Record of the visit of the Austro-Hungarian Emperor Franz Joseph to Mali Stapar.
“The emperor visited Mali Stapar on April 23rd, 1872, on St. George’s Day, and a new canal was dug there at the time. There was a Mass served and the emperor took silver shovel and loaded the earth into a silver cart and there in the lower stone a pit was carved, a feet deep and a feet and a half wide and there the Emperor Franz Joseph put his ducats and written paper and there is a foundation in our pit; then the stone was put and the emperor was the first to throw mortar, and then our stone empress was built high. He had lunch in Mali Stapar and passed through Sivac, Crvenka, Kula over canal… “
The Emperor’s General Ištvan Tir ordered that a monument “Regina Pannonia” – Queen of Pannonia be built at the place where the Emperor marked the beginning of works on the construction of a new canal, in memory of the event.

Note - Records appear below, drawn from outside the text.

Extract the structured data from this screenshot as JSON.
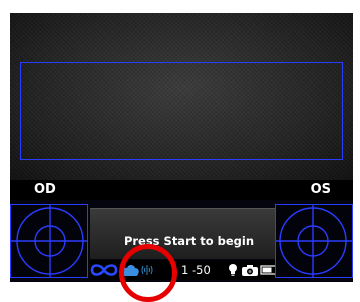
{
  "eyes": {
    "left": "OD",
    "right": "OS"
  },
  "message": "Press Start to begin",
  "status": {
    "time": "1 -50",
    "icons": [
      "infinity-icon",
      "cloud-icon",
      "signal-icon",
      "bulb-icon",
      "camera-icon",
      "battery-icon"
    ]
  },
  "colors": {
    "accent_blue": "#2a3cff",
    "cloud_blue": "#3a8fe0",
    "highlight_red": "#e60000"
  }
}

The natives call this monument “Empress” (probably connecting it with Empress Maria Theresa) – it is still located at the junction of two canals. Various legends are associated with monument still today.
One of the legends says that a treasure is buried under the “Empress”, the other that there is a golden cart under the monument…However, among various legends there is a true story about an attempt to demolish the monument. In 1915, Serbs living in Mali Stapar, as a sign of dissatisfaction with the Austro-Hungarian government, tied the “Empress” with ropes trying to demolish the monument. However, on that occasion, they tore off the “head” of the monument and threw it into the canal. At that time, current Austro-Hungarian government promised a great reward to the founder of the head. Divers from various parts of Hungary came in search of the Empress’s head. To this day, the head has not been found.